Gluten Index Gluten index provides a qualitative measure of the gluten forming proteins. Gluten separated from the whole wheat meal or wheat flour by the Glutomatic equipment is centrifuged to force wet gluten through a specially constructed sieve under standardized conditions. The percentage of wet gluten remaining on the sieve after centrifugation is defined as the Gluten Index. If the gluten is very weak, all of the gluten may pass through the sieve, the gluten index is 0. When nothing passes through the sieve, the index is 100.

Other analysis carried out on flour includes; B) Fortification ( micronutrients) monitoring C) Microbiological analysis D) Baking analysis

It is also important to mention some tests carried out on other flour milling products such as whole wheat and semolina.

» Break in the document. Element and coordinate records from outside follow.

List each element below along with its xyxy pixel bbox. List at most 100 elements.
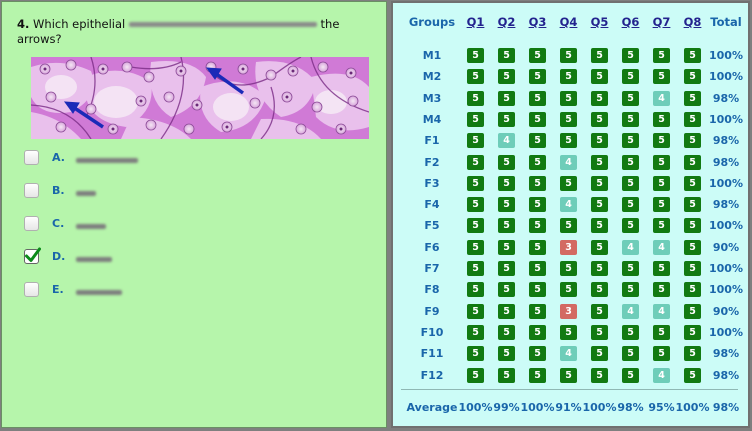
checkmark-icon — [25, 247, 41, 262]
score-cell: 5 — [653, 176, 670, 191]
choice-b-label: B. — [52, 184, 65, 197]
score-cell: 5 — [529, 112, 546, 127]
score-cell: 5 — [467, 176, 484, 191]
choice-c[interactable]: C. — [24, 214, 224, 238]
average-q1: 100% — [458, 401, 493, 414]
score-cell: 5 — [622, 69, 639, 84]
score-cell: 5 — [560, 48, 577, 63]
score-cell: 5 — [622, 197, 639, 212]
score-cell: 5 — [467, 112, 484, 127]
question-panel: 4. Which epithelial the arrows? A. B. C.… — [1, 1, 387, 428]
score-cell: 5 — [467, 91, 484, 106]
score-cell: 5 — [684, 133, 701, 148]
average-divider — [401, 389, 738, 390]
group-label-f7: F7 — [424, 262, 440, 275]
score-cell: 5 — [591, 91, 608, 106]
score-cell: 5 — [560, 368, 577, 383]
score-cell: 5 — [560, 325, 577, 340]
average-label: Average — [406, 401, 458, 414]
score-cell: 5 — [591, 155, 608, 170]
row-total: 90% — [712, 305, 740, 318]
q3-header[interactable]: Q3 — [524, 15, 551, 29]
average-q7: 95% — [648, 401, 675, 414]
choice-b-redacted-text — [76, 191, 96, 196]
score-cell: 5 — [560, 282, 577, 297]
choice-b-checkbox[interactable] — [24, 183, 39, 198]
choice-b[interactable]: B. — [24, 181, 224, 205]
score-cell: 5 — [591, 261, 608, 276]
row-total: 100% — [709, 219, 743, 232]
score-cell: 5 — [684, 176, 701, 191]
group-label-f9: F9 — [424, 305, 440, 318]
q7-header[interactable]: Q7 — [648, 15, 675, 29]
choice-d-redacted-text — [76, 257, 112, 262]
score-cell: 5 — [684, 240, 701, 255]
score-cell: 5 — [560, 176, 577, 191]
groups-header: Groups — [408, 15, 456, 29]
score-cell: 5 — [622, 218, 639, 233]
average-q5: 100% — [582, 401, 617, 414]
row-total: 100% — [709, 70, 743, 83]
choice-a[interactable]: A. — [24, 148, 224, 172]
score-cell: 4 — [653, 368, 670, 383]
score-cell: 5 — [498, 197, 515, 212]
group-label-m1: M1 — [422, 49, 442, 62]
choice-a-redacted-text — [76, 158, 138, 163]
score-cell: 5 — [560, 261, 577, 276]
score-cell: 5 — [591, 240, 608, 255]
choice-a-checkbox[interactable] — [24, 150, 39, 165]
row-total: 98% — [712, 156, 740, 169]
score-cell: 5 — [653, 155, 670, 170]
score-cell: 5 — [653, 48, 670, 63]
score-cell: 4 — [622, 240, 639, 255]
score-cell: 5 — [684, 197, 701, 212]
score-cell: 5 — [529, 197, 546, 212]
score-cell: 5 — [467, 69, 484, 84]
q8-header[interactable]: Q8 — [679, 15, 706, 29]
score-cell: 5 — [653, 346, 670, 361]
choice-c-checkbox[interactable] — [24, 216, 39, 231]
row-total: 98% — [712, 134, 740, 147]
score-cell: 5 — [591, 69, 608, 84]
score-cell: 5 — [529, 282, 546, 297]
q4-header[interactable]: Q4 — [555, 15, 582, 29]
score-cell: 5 — [591, 133, 608, 148]
score-cell: 5 — [467, 282, 484, 297]
score-cell: 5 — [591, 197, 608, 212]
score-cell: 5 — [529, 346, 546, 361]
q2-header[interactable]: Q2 — [493, 15, 520, 29]
choice-d[interactable]: D. — [24, 247, 224, 271]
score-cell: 5 — [684, 48, 701, 63]
score-cell: 5 — [467, 368, 484, 383]
score-cell: 5 — [622, 368, 639, 383]
score-cell: 5 — [622, 282, 639, 297]
row-total: 98% — [712, 92, 740, 105]
question-text-start: Which epithelial — [33, 17, 126, 31]
choice-a-label: A. — [52, 151, 65, 164]
choice-e-checkbox[interactable] — [24, 282, 39, 297]
score-cell: 5 — [684, 112, 701, 127]
score-cell: 5 — [560, 69, 577, 84]
score-cell: 5 — [498, 218, 515, 233]
q1-header[interactable]: Q1 — [462, 15, 489, 29]
score-cell: 5 — [622, 261, 639, 276]
score-cell: 5 — [622, 346, 639, 361]
q6-header[interactable]: Q6 — [617, 15, 644, 29]
choice-c-redacted-text — [76, 224, 106, 229]
score-cell: 5 — [529, 240, 546, 255]
average-q2: 99% — [493, 401, 520, 414]
score-cell: 5 — [591, 176, 608, 191]
score-cell: 5 — [560, 112, 577, 127]
choice-e[interactable]: E. — [24, 280, 224, 304]
question-text-line2: arrows? — [17, 32, 62, 46]
score-cell: 5 — [529, 218, 546, 233]
group-label-m3: M3 — [422, 92, 442, 105]
score-cell: 5 — [560, 218, 577, 233]
q5-header[interactable]: Q5 — [586, 15, 613, 29]
group-label-f3: F3 — [424, 177, 440, 190]
score-cell: 5 — [529, 176, 546, 191]
score-cell: 5 — [591, 368, 608, 383]
score-cell: 3 — [560, 304, 577, 319]
choice-d-checkbox[interactable] — [24, 247, 41, 264]
results-panel: Groups Q1 Q2 Q3 Q4 Q5 Q6 Q7 Q8 Total M1 5 5 5 5 5 5 5 5 100… — [391, 1, 750, 428]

The following under-listed tests are carried out on the products; 1) Moisture 2) Protein 3) Ash content 4) Particle size determination 5) Pasting( mouldability)

It is pertinent to point out that all the outlined objectives cannot be achieved without full cooperation from all the stakeholders and most importantly ownership of quality by stakeholders. However, implementation of some of the quality control objective is not always acceptable to the millers because while the quality control ensures that sampled products conform to set standards by subjecting them to tests and if an off-norm situation is detected in some of the samples. Depending on how critical nature of the off-norms, It may require mills being shut down before the exception could be corrected, bagging operations being halted or some bagged products being quarantined for proper checks before their eventual release after passing the quality checks.

The ability of quality control in propagating the culture of quality as the responsibility of everyone as well as the ability to embark on quality education to make all stakeholders interested in the production of quality products.

Quality control is a critical component of flour milling and its importance cannot be over-emphasized thereby making it expedient on all flour mills that want to be competitive, remain in business and profitable need to appreciate quality’s contribution and be ready for investment in its personnel and operation.